UMass Chan Medical School faculty members Juan Ding, OD, PhD, and James Ledwith, MD, are working with Israeli-based AEYE Health on a pilot study testing a handheld, AI-assisted retinal camera to improve screening for diabetic retinopathy in a primary care setting.
For the pilot study, patients with diabetes seeing their physician or nurse practitioner at the UMass Memorial Health family medicine practice in Fitchburg may also be screened for retinopathy by a medical assistant or resident using an AI-assisted retinal camera. The technology is based on an algorithm developed by AEYE Health that received FDA clearance last fall. The retinal images of each eye will be quickly uploaded to an integrated cloud-based service with a corresponding report available to the physician in under a minute. The physician can then discuss the results of the screening with the patient and decide whether they need to return in one year or will need to be referred to Dr. Ding, assistant professor of ophthalmology & visual sciences, and her colleagues at the UMass Memorial Eye Center for further reevaluation.
The current screening process requires primary care physicians to refer patients to have an eye exam with an eye doctor. Dr. Ledwith, assistant professor of family medicine & community health, and Ding anticipate that the convenience of the AI camera will allow primary care practices to screen more patients.
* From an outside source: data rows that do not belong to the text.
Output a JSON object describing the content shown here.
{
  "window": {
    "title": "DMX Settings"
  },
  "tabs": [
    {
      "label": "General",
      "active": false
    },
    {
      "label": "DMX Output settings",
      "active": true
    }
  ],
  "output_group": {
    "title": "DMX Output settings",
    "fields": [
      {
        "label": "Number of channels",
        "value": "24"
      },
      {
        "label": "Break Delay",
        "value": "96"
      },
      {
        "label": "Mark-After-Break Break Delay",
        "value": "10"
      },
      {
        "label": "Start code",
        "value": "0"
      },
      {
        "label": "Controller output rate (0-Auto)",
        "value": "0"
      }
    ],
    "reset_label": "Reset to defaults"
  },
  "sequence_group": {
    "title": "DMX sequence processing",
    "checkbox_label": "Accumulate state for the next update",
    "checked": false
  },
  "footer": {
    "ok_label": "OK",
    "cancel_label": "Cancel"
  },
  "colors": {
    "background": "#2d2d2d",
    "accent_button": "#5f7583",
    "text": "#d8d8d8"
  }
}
“Only one-third of our patients consistently get their eye exam done every year and the others are going without their annual screening,” said Ledwith. “Increasing the number of patients not only requires testing in this pilot project that we're doing, but also seeing the benefit of it in a relatively small sample of one practice and getting a camera like this into each primary care practice that's providing care for people with diabetes.”
“Most patients know that they are supposed to have the exam done each year. Their primary care doctors and their diabetes doctors keep telling them you should go for eye exams, but they just don't,” said Ding. “Sometimes we make an appointment, but the patient doesn’t show.”
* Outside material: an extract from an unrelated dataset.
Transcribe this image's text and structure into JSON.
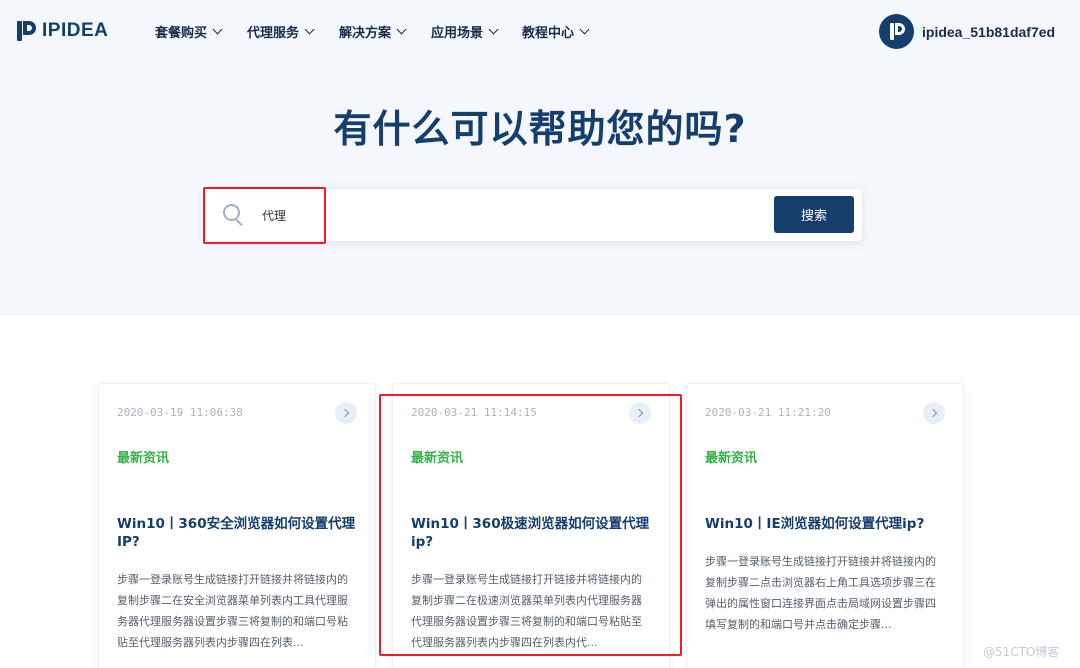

UMass Chan and AEYE Health received an $800,000 grant for the study from the Israeli-U.S. Binational Industrial Research and Development Foundation. The study is also receiving the Herman G. Berkman Diabetes Clinical Innovation Fund grant from the UMass Diabetes Center of Excellence to help complete the pilot project after the BIRD grant expires.
The pilot study is expected to include 500 patients and launch in April.